Beverly laughed and blushed and moved away from him.

'We sh-share the e-expenses,' Bill said. 'That's why we got a club.'

'So after we cap the hole with boards,' Ben went on, 'we put down this heavy-duty glue — Tangle-Track, they call it — and put the sods back on. Maybe sprinkle it with pine needles. We could be down there and people — people like Henry Bowers — could walk right over us and not even know we were there.'

'You thought of that?' Mike said. 'Jeez, that's great!'

Ben smiled. It was his turn to blush.

Bill sat up suddenly and looked at Mike. 'You w-w-want to heh-help?'

'Well . . . sure,' Mike said. That'd be fun.'

A look passed among the others — Mike felt it as well as saw it. There are seven of us here, Mike thought, and for no reason at all he shivered.

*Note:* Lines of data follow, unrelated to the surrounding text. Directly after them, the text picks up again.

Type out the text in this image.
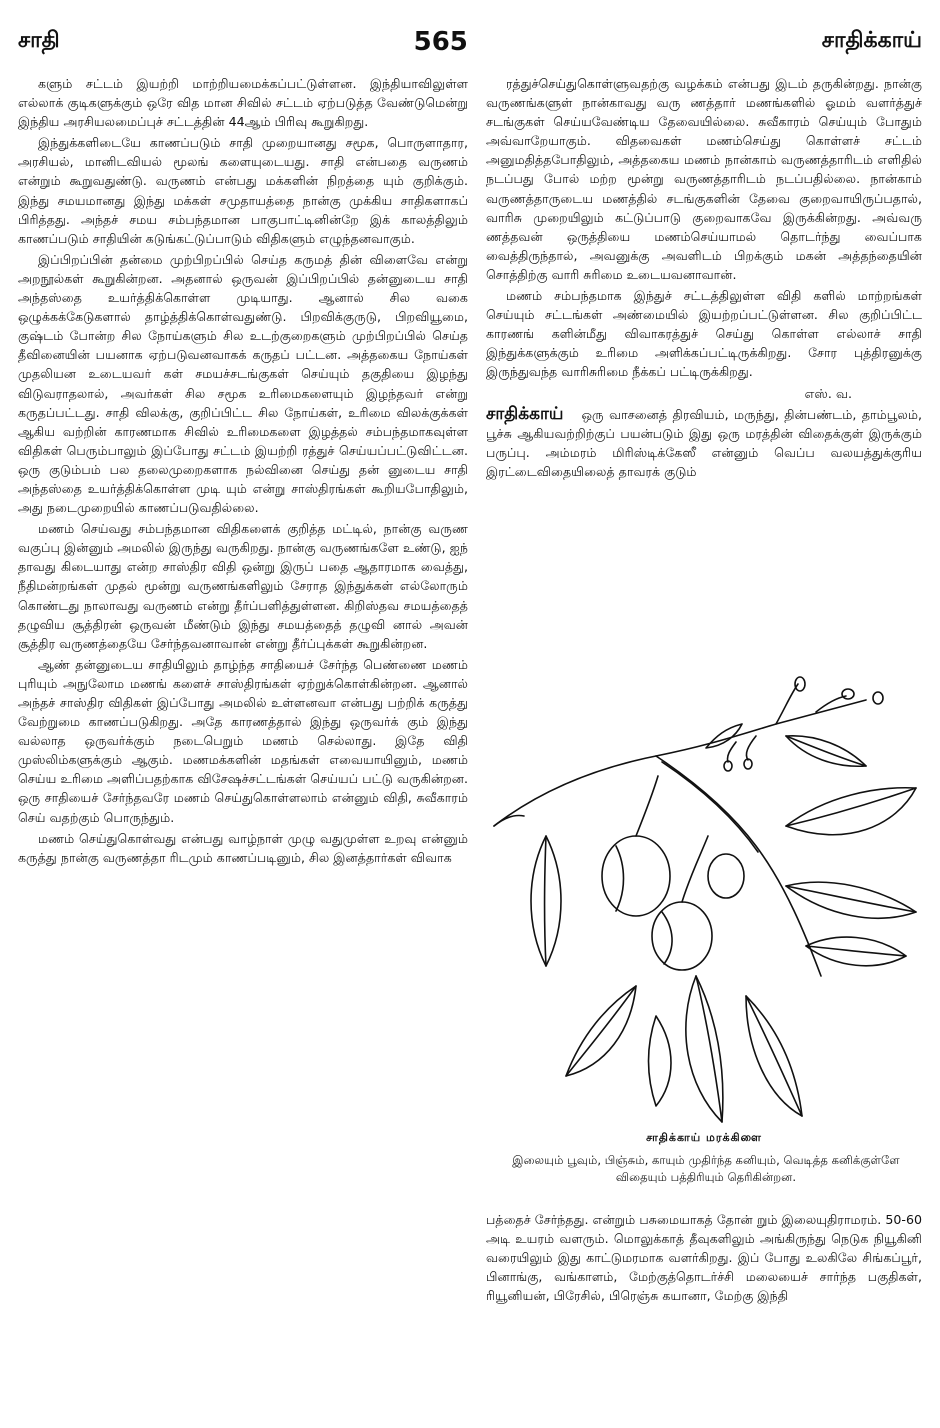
சாதி	565	சாதிக்காய்

களும் சட்டம் இயற்றி மாற்றியமைக்கப்பட்டுள்ளன. இந்தியாவிலுள்ள எல்லாக் குடிகளுக்கும் ஒரே வித மான சிவில் சட்டம் ஏற்படுத்த வேண்டுமென்று இந்திய அரசியலமைப்புச் சட்டத்தின் 44ஆம் பிரிவு கூறுகிறது.

இந்துக்களிடையே காணப்படும் சாதி முறையானது சமூக, பொருளாதார, அரசியல், மானிடவியல் மூலங் களையுடையது. சாதி என்பதை வருணம் என்றும் கூறுவதுண்டு. வருணம் என்பது மக்களின் நிறத்தை யும் குறிக்கும். இந்து சமயமானது இந்து மக்கள் சமுதாயத்தை நான்கு முக்கிய சாதிகளாகப் பிரித்தது. அந்தச் சமய சம்பந்தமான பாகுபாட்டினின்றே இக் காலத்திலும் காணப்படும் சாதியின் கடுங்கட்டுப்பாடும் விதிகளும் எழுந்தனவாகும்.

இப்பிறப்பின் தன்மை முற்பிறப்பில் செய்த கருமத் தின் விளைவே என்று அறநூல்கள் கூறுகின்றன. அதனால் ஒருவன் இப்பிறப்பில் தன்னுடைய சாதி அந்தஸ்தை உயர்த்திக்கொள்ள முடியாது. ஆனால் சில வகை ஒழுக்கக்கேடுகளால் தாழ்த்திக்கொள்வதுண்டு. பிறவிக்குருடு, பிறவியூமை, குஷ்டம் போன்ற சில நோய்களும் சில உடற்குறைகளும் முற்பிறப்பில் செய்த தீவினையின் பயனாக ஏற்படுவனவாகக் கருதப் பட்டன. அத்தகைய நோய்கள் முதலியன உடையவர் கள் சமயச்சடங்குகள் செய்யும் தகுதியை இழந்து விடுவராதலால், அவர்கள் சில சமூக உரிமைகளையும் இழந்தவர் என்று கருதப்பட்டது. சாதி விலக்கு, குறிப்பிட்ட சில நோய்கள், உரிமை விலக்குக்கள் ஆகிய வற்றின் காரணமாக சிவில் உரிமைகளை இழத்தல் சம்பந்தமாகவுள்ள விதிகள் பெரும்பாலும் இப்போது சட்டம் இயற்றி ரத்துச் செய்யப்பட்டுவிட்டன. ஒரு குடும்பம் பல தலைமுறைகளாக நல்வினை செய்து தன் னுடைய சாதி அந்தஸ்தை உயர்த்திக்கொள்ள முடி யும் என்று சாஸ்திரங்கள் கூறியபோதிலும், அது நடைமுறையில் காணப்படுவதில்லை.

மணம் செய்வது சம்பந்தமான விதிகளைக் குறித்த மட்டில், நான்கு வருண வகுப்பு இன்னும் அமலில் இருந்து வருகிறது. நான்கு வருணங்களே உண்டு, ஐந் தாவது கிடையாது என்ற சாஸ்திர விதி ஒன்று இருப் பதை ஆதாரமாக வைத்து, நீதிமன்றங்கள் முதல் மூன்று வருணங்களிலும் சேராத இந்துக்கள் எல்லோரும் கொண்டது நாலாவது வருணம் என்று தீர்ப்பளித்துள்ளன. கிறிஸ்தவ சமயத்தைத் தழுவிய சூத்திரன் ஒருவன் மீண்டும் இந்து சமயத்தைத் தழுவி னால் அவன் சூத்திர வருணத்தையே சேர்ந்தவனாவான் என்று தீர்ப்புக்கள் கூறுகின்றன.

ஆண் தன்னுடைய சாதியிலும் தாழ்ந்த சாதியைச் சேர்ந்த பெண்ணை மணம் புரியும் அநுலோம மணங் களைச் சாஸ்திரங்கள் ஏற்றுக்கொள்கின்றன. ஆனால் அந்தச் சாஸ்திர விதிகள் இப்போது அமலில் உள்ளனவா என்பது பற்றிக் கருத்து வேற்றுமை காணப்படுகிறது. அதே காரணத்தால் இந்து ஒருவர்க் கும் இந்து வல்லாத ஒருவர்க்கும் நடைபெறும் மணம் செல்லாது. இதே விதி முஸ்லிம்களுக்கும் ஆகும். மணமக்களின் மதங்கள் எவையாயினும், மணம் செய்ய உரிமை அளிப்பதற்காக விசேஷச்சட்டங்கள் செய்யப் பட்டு வருகின்றன. ஒரு சாதியைச் சேர்ந்தவரே மணம் செய்துகொள்ளலாம் என்னும் விதி, சுவீகாரம் செய் வதற்கும் பொருந்தும்.

மணம் செய்துகொள்வது என்பது வாழ்நாள் முழு வதுமுள்ள உறவு என்னும் கருத்து நான்கு வருணத்தா ரிடமும் காணப்படினும், சில இனத்தார்கள் விவாக

ரத்துச்செய்துகொள்ளுவதற்கு வழக்கம் என்பது இடம் தருகின்றது. நான்கு வருணங்களுள் நான்காவது வரு ணத்தார் மணங்களில் ஓமம் வளர்த்துச் சடங்குகள் செய்யவேண்டிய தேவையில்லை. சுவீகாரம் செய்யும் போதும் அவ்வாறேயாகும். விதவைகள் மணம்செய்து கொள்ளச் சட்டம் அனுமதித்தபோதிலும், அத்தகைய மணம் நான்காம் வருணத்தாரிடம் எளிதில் நடப்பது போல் மற்ற மூன்று வருணத்தாரிடம் நடப்பதில்லை. நான்காம் வருணத்தாருடைய மணத்தில் சடங்குகளின் தேவை குறைவாயிருப்பதால், வாரிசு முறையிலும் கட்டுப்பாடு குறைவாகவே இருக்கின்றது. அவ்வரு ணத்தவன் ஒருத்தியை மணம்செய்யாமல் தொடர்ந்து வைப்பாக வைத்திருந்தால், அவனுக்கு அவளிடம் பிறக்கும் மகன் அத்தந்தையின் சொத்திற்கு வாரி சுரிமை உடையவனாவான்.

மணம் சம்பந்தமாக இந்துச் சட்டத்திலுள்ள விதி களில் மாற்றங்கள் செய்யும் சட்டங்கள் அண்மையில் இயற்றப்பட்டுள்ளன. சில குறிப்பிட்ட காரணங் களின்மீது விவாகரத்துச் செய்து கொள்ள எல்லாச் சாதி இந்துக்களுக்கும் உரிமை அளிக்கப்பட்டிருக்கிறது. சோர புத்திரனுக்கு இருந்துவந்த வாரிசுரிமை நீக்கப் பட்டிருக்கிறது.

எஸ். வ.

சாதிக்காய் ஒரு வாசனைத் திரவியம், மருந்து, தின்பண்டம், தாம்பூலம், பூச்சு ஆகியவற்றிற்குப் பயன்படும் இது ஒரு மரத்தின் விதைக்குள் இருக்கும் பருப்பு. அம்மரம் மிரிஸ்டிக்கேஸீ என்னும் வெப்ப வலயத்துக்குரிய இரட்டைவிதையிலைத் தாவரக் குடும்

சாதிக்காய் மரக்கிளை
இலையும் பூவும், பிஞ்சும், காயும் முதிர்ந்த கனியும், வெடித்த கனிக்குள்ளே விதையும் பத்திரியும் தெரிகின்றன.

பத்தைச் சேர்ந்தது. என்றும் பசுமையாகத் தோன் றும் இலையுதிராமரம். 50-60 அடி உயரம் வளரும். மொலுக்காத் தீவுகளிலும் அங்கிருந்து நெடுக நியூகினி வரையிலும் இது காட்டுமரமாக வளர்கிறது. இப் போது உலகிலே சிங்கப்பூர், பினாங்கு, வங்காளம், மேற்குத்தொடர்ச்சி மலையைச் சார்ந்த பகுதிகள், ரியூனியன், பிரேசில், பிரெஞ்சு கயானா, மேற்கு இந்தி
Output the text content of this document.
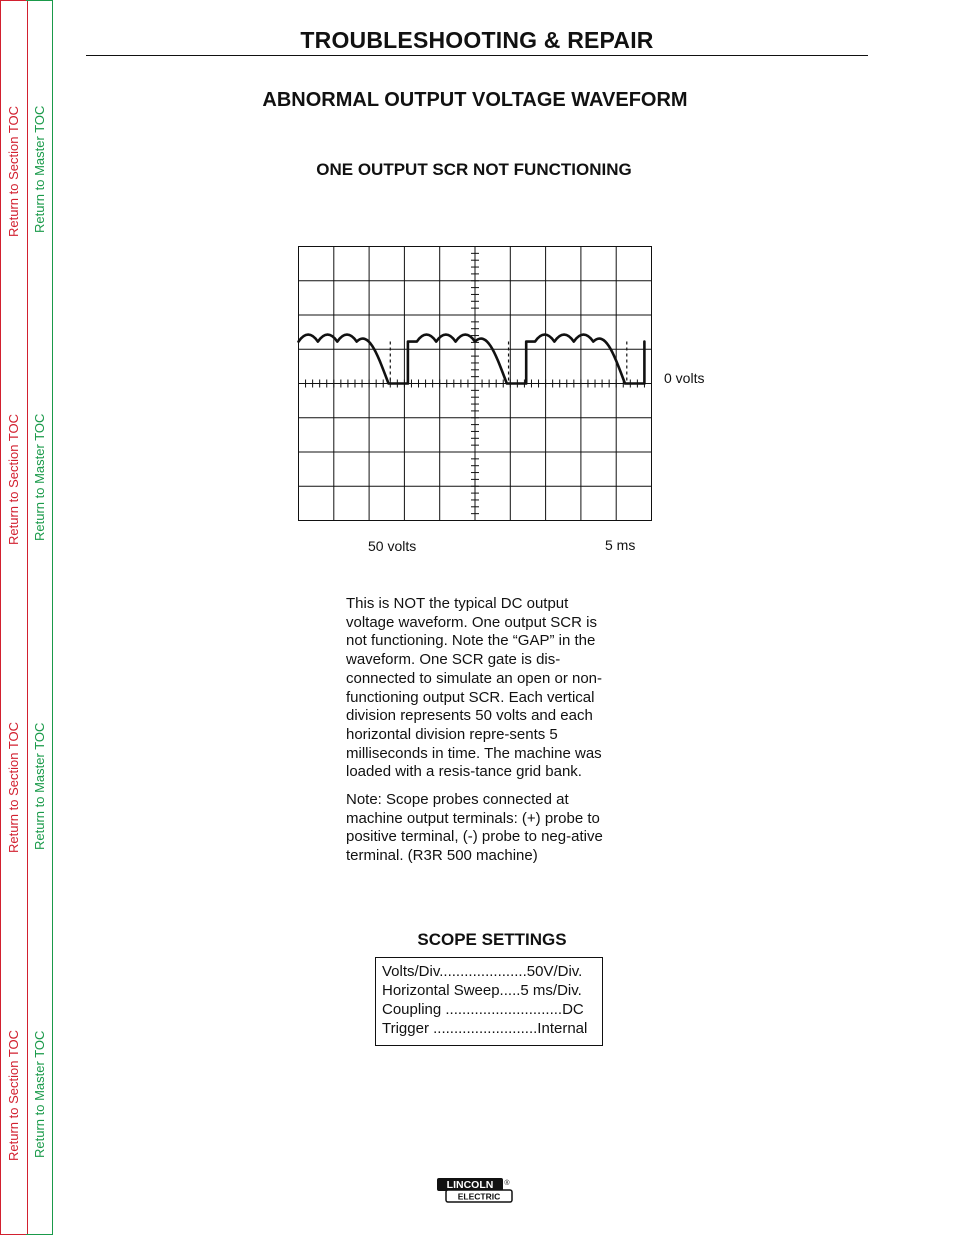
Return to Section TOC Return to Master TOC
Return to Section TOC Return to Master TOC
Return to Section TOC Return to Master TOC
Return to Section TOC Return to Master TOC
TROUBLESHOOTING & REPAIR
ABNORMAL OUTPUT VOLTAGE WAVEFORM
ONE OUTPUT SCR NOT FUNCTIONING
0 volts
50 volts	5 ms

This is NOT the typical DC output voltage waveform. One output SCR is not functioning. Note the “GAP” in the waveform. One SCR gate is dis-connected to simulate an open or non-functioning output SCR. Each vertical division represents 50 volts and each horizontal division repre-sents 5 milliseconds in time. The machine was loaded with a resis-tance grid bank.

Note: Scope probes connected at machine output terminals: (+) probe to positive terminal, (-) probe to neg-ative terminal. (R3R 500 machine)

SCOPE SETTINGS
Volts/Div.....................50V/Div.
Horizontal Sweep.....5 ms/Div.
Coupling ............................DC
Trigger .........................Internal
LINCOLN
ELECTRIC
®
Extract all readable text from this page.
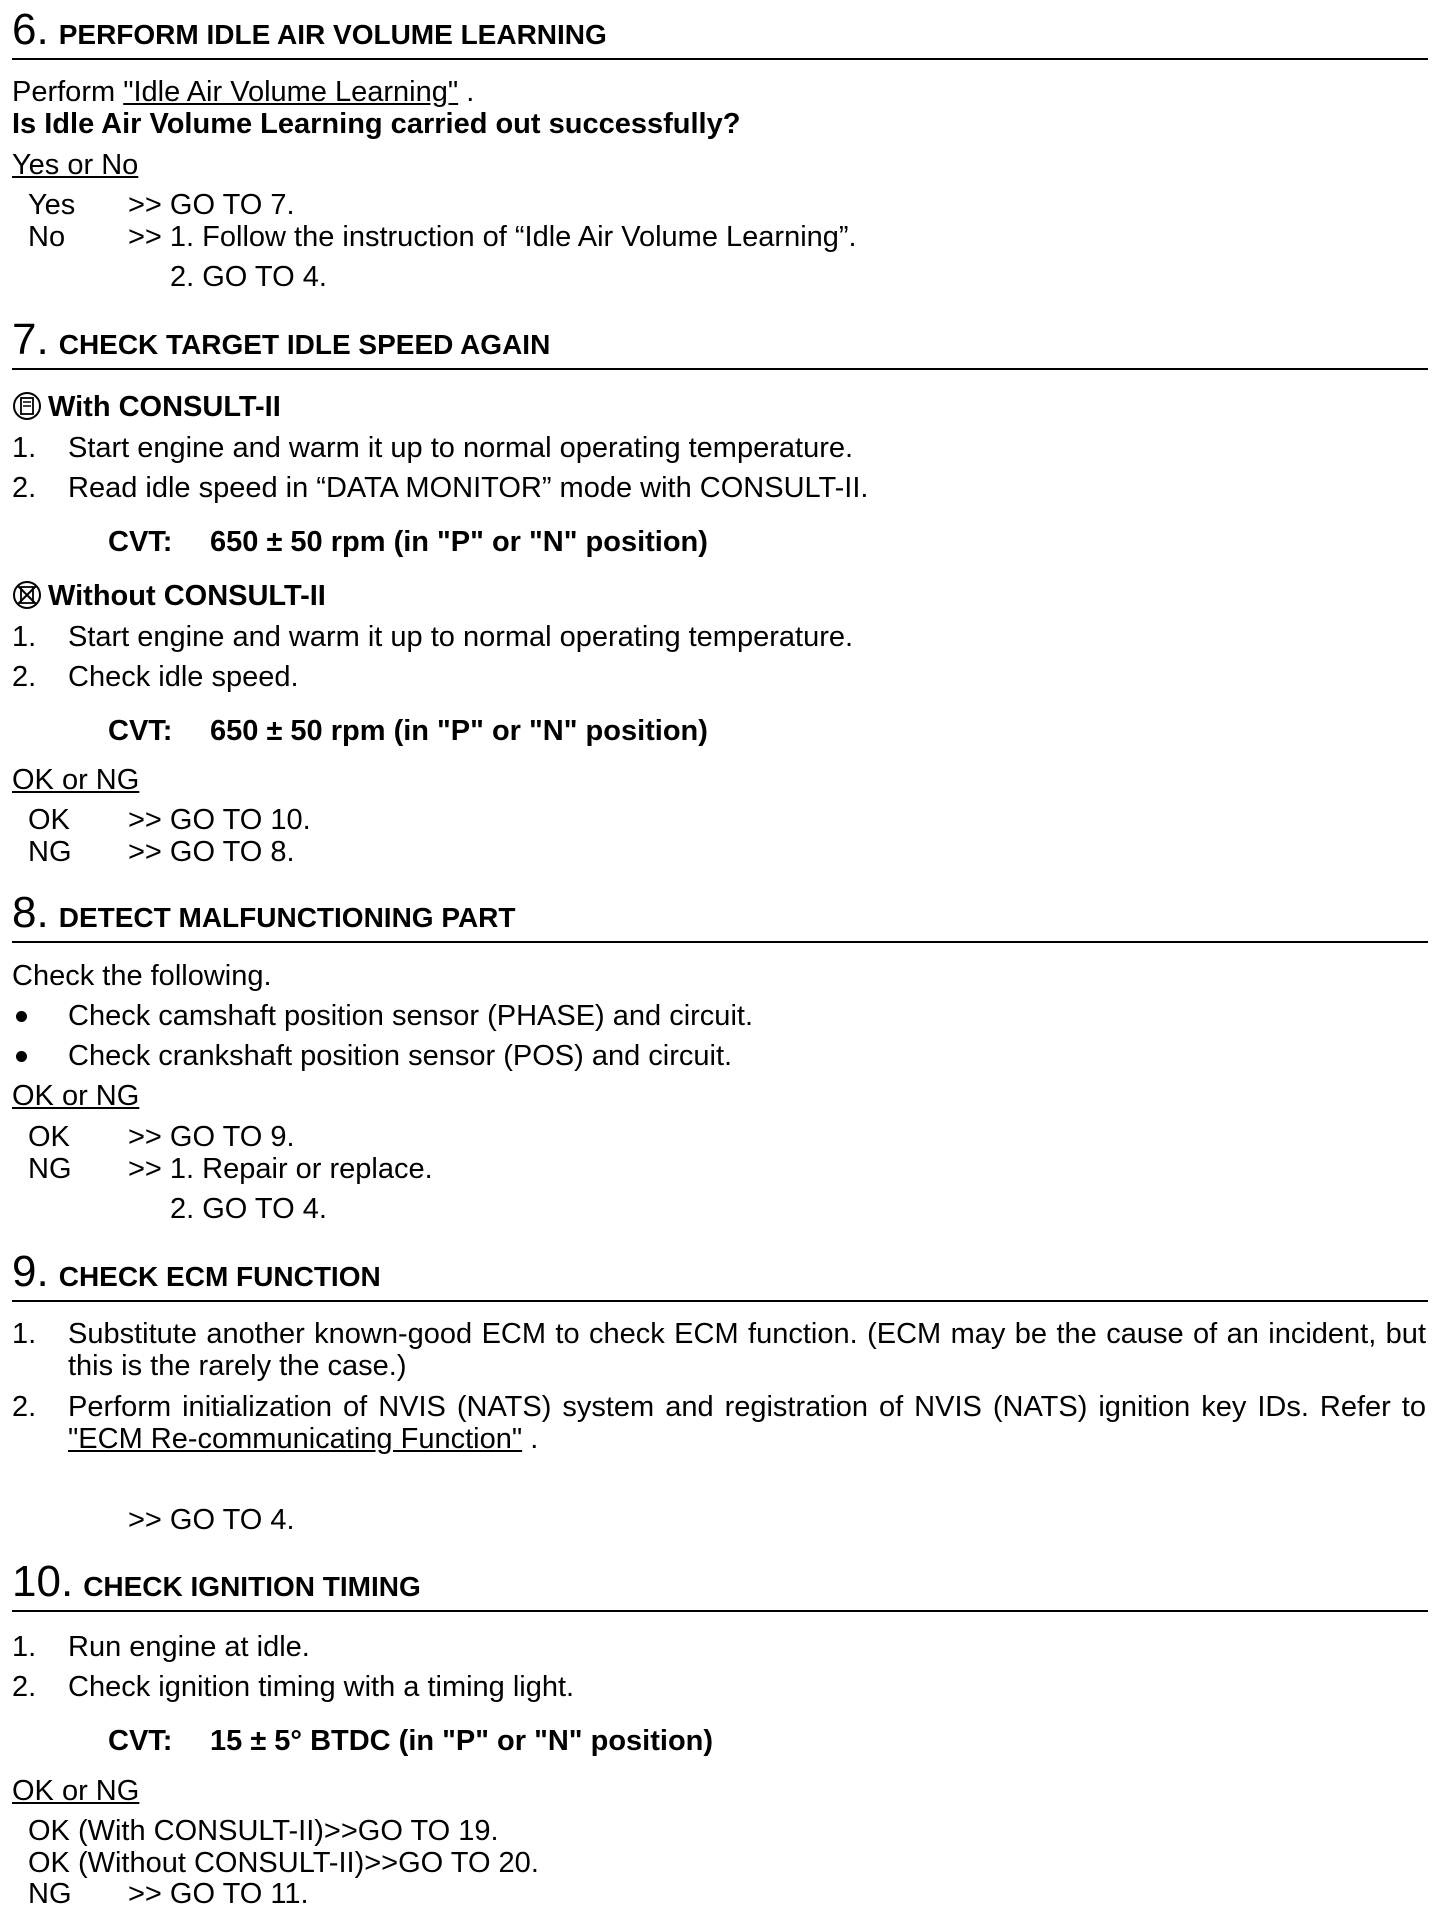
6 . PERFORM IDLE AIR VOLUME LEARNING
Perform "Idle Air Volume Learning" .
Is Idle Air Volume Learning carried out successfully?
Yes or No
Yes >> GO TO 7.
No >> 1. Follow the instruction of “Idle Air Volume Learning”.
2. GO TO 4.
7 . CHECK TARGET IDLE SPEED AGAIN
With CONSULT-II
1. Start engine and warm it up to normal operating temperature.
2. Read idle speed in “DATA MONITOR” mode with CONSULT-II.
CVT: 650 ± 50 rpm (in "P" or "N" position)
Without CONSULT-II
1. Start engine and warm it up to normal operating temperature.
2. Check idle speed.
CVT: 650 ± 50 rpm (in "P" or "N" position)
OK or NG
OK >> GO TO 10.
NG >> GO TO 8.
8 . DETECT MALFUNCTIONING PART
Check the following.
Check camshaft position sensor (PHASE) and circuit.
Check crankshaft position sensor (POS) and circuit.
OK or NG
OK >> GO TO 9.
NG >> 1. Repair or replace.
2. GO TO 4.
9 . CHECK ECM FUNCTION
1. Substitute another known-good ECM to check ECM function. (ECM may be the cause of an incident, but this is the rarely the case.)
2. Perform initialization of NVIS (NATS) system and registration of NVIS (NATS) ignition key IDs. Refer to "ECM Re-communicating Function" .
>> GO TO 4.
10 . CHECK IGNITION TIMING
1. Run engine at idle.
2. Check ignition timing with a timing light.
CVT: 15 ± 5° BTDC (in "P" or "N" position)
OK or NG
OK (With CONSULT-II)>>GO TO 19.
OK (Without CONSULT-II)>>GO TO 20.
NG >> GO TO 11.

'When are you going to break ground?'

'P-P-hretty s-soon,' Bill said, and Mike knew — knew — that it wasn't just Ben's underground clubhouse Bill was talking about. Ben knew it, too. So did Richie, Beverly, and Eddie. Stan Uris had stopped smiling; 'W-We're g-gonna start this pruh-huh-hoject pretty suh-suh –soon.'

There was a pause then, and Mike was suddenly aware of two things: they wanted to say something, tell him something . . . and he was not entirely sure he wanted to hear it. Ben had picked up a stick and was doodling aimlessly in the dirt, his hair hiding his face. Richie was gnawing at his already ragged fingernails. Only Bill was looking directly at Mike.

'Is something wrong?' Mike asked uneasily.